I do agree that the whole “it’s just sixteen cards” thing is irrelevant. Either its a good game with sixteen cards or a bad one. The mere number of cards shouldn’t be a defense or an attack.
Oh well. Always interesting to read a different perspective. 🙂
I can hear the “Someone is WRONG on the Internet!” comic running through your mind. 🙂
I see your point that Coup probably is more of a gamer’s filler (especially since there are more things to keep track of). And there probably is some bluffing to be had in Love Letter. However, with the passive abilities in the game, there are several places where players simply cannot bluff (though I suppose they can try to be sneaky in the way they play).
Still, not my bag. I’ll play it…but I’d almost certainly rather play something else.
I actually find the blind luck element to be a bonus. While deductive reasoning and solid bluffing will swing the game in your favor over the long run, during the individual rounds even brand new players have a decent chance of earning a token. It’s hard to find that sweet spot of rewarding thoughtful play and still letting new or non-gamer players enjoy some victories along the way to keep them engaged.

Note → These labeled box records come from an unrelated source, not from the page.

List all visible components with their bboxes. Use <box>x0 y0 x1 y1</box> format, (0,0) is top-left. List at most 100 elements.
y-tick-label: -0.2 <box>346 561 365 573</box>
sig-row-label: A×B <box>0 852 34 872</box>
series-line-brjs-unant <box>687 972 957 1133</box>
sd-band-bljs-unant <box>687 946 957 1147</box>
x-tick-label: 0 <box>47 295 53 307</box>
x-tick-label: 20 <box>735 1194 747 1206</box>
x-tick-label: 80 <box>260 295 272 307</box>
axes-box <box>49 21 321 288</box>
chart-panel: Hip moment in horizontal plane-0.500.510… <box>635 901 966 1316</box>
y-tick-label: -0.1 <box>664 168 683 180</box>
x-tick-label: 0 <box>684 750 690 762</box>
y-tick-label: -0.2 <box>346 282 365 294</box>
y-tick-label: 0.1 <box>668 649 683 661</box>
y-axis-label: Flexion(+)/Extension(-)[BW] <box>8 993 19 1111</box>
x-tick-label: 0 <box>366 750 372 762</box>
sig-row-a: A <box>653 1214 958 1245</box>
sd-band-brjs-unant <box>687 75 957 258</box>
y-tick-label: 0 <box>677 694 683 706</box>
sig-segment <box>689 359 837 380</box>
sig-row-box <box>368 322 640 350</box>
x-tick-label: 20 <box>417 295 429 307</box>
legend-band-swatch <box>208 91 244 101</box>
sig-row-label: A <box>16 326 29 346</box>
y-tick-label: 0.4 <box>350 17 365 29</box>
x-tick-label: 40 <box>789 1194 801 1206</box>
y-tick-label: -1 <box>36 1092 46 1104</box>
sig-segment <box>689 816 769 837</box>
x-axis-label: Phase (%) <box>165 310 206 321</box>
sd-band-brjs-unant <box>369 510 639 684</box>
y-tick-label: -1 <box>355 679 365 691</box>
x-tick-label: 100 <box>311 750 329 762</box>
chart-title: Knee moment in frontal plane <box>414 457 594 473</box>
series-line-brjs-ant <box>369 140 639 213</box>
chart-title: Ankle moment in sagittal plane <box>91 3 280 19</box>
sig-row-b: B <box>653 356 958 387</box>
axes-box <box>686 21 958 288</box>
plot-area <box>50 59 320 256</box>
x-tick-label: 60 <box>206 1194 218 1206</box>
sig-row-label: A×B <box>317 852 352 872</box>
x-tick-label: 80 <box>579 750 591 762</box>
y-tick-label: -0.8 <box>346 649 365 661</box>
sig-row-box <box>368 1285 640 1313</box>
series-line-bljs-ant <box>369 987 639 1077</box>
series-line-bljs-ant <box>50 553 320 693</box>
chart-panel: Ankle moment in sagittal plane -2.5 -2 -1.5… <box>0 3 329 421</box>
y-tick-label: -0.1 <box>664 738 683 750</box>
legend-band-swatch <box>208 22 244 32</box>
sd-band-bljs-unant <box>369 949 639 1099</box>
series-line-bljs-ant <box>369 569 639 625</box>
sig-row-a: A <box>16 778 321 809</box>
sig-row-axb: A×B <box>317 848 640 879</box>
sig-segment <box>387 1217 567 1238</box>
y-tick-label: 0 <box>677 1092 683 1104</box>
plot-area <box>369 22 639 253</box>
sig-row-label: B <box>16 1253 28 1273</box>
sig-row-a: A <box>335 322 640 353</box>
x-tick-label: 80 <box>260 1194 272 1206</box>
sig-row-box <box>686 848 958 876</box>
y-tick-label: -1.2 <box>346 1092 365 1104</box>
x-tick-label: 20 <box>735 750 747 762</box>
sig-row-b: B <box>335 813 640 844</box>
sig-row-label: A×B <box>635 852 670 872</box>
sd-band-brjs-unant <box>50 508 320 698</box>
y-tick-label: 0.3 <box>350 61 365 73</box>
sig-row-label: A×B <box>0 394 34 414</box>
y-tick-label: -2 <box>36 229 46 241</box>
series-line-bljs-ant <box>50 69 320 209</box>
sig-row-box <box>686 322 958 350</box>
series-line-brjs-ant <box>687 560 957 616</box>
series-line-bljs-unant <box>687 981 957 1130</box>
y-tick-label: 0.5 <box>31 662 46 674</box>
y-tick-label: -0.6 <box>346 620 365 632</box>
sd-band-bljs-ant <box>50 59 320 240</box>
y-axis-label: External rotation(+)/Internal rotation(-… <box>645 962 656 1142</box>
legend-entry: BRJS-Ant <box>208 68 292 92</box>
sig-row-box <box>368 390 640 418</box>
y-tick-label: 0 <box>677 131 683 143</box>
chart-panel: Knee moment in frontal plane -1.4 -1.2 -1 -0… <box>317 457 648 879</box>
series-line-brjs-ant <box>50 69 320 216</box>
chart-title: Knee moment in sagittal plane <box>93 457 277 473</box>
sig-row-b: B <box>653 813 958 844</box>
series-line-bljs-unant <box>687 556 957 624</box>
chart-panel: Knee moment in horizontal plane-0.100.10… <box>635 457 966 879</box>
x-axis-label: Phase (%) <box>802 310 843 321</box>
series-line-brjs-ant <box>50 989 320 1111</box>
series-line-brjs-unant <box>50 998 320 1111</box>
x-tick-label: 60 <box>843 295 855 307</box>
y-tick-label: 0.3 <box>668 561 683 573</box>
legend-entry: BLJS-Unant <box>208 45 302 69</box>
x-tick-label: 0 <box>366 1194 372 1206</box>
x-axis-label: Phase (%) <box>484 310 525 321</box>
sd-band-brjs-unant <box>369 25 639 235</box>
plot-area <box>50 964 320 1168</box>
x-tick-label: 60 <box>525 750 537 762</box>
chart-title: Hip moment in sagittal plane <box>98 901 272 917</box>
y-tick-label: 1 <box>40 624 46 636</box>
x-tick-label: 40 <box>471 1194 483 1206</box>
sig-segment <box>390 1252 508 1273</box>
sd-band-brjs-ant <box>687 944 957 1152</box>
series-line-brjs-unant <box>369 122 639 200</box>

So, while I agree that your criticisms are valid, I would also claim that played as a filler between meatier games or over lunch with friends, they can be overlooked or even viewed as strengths. Just like how a slice of rich chocolate cake at the end of a meal is nice, but trying to eat an entire cake for dinner will just make you sick, you have to keep context and dosage in mind.
That’s fair, and I get that. However, even in the “newbies can win” category, I think there are better games that offer more choice, or that are less obscure in hiding the lack of choice. Dexterity games, for example, are great at giving new players a chance, but the emphasis is on skill rather than choice–thus, it’s still interesting, even when not choice based. For Sale, Coloretto, and 6 Nimmt are all super simple games for new players to play, and new players have a chance at them because while player choices matter, the optimal route to victory isn’t always clear.
To each their own, obviously. If Love Letter fills the non-gamer niche for you, that’s great. For me, I’d almost always choose something else.
” First, and most important, is the lack of meaningful decisions in the game. ”
I disagree. You can build towards one of two strategies: kick everyone out or hold the highest card at the end of the round. Some choices are deterministic indeed, but not so many occur to call this game ‘meaningless’.
“If you’re holding the princess (who causes a player to lose if discarded) and a guard, you’ll obviously discard the guard. ”
There’s only 2% chance you draw this combination.
“That’s an extreme example, but the entire game feels like this decision over and over.”
It is indeed an extreme example. What other situations have led you to this conclusion?
“A twin concern with Love Letter is the luck involved.”
“The final thing I didn’t care for about Love Letter is the small player count. ”
It sounds like you’re hoping for a brain burner with plenty of scoring options, complex mechanisms, dry & deep, scaling from 2-8 … Sorry to hear all this but I think your expectations are off. Perhaps you don’t like deduction or your group isn’t particularly good at it.
This is a light and fast-paced game about deduction, interaction and a bit of bluffing which is very accessible to non-gamers, women in particular. It does what it does and it does well indeed.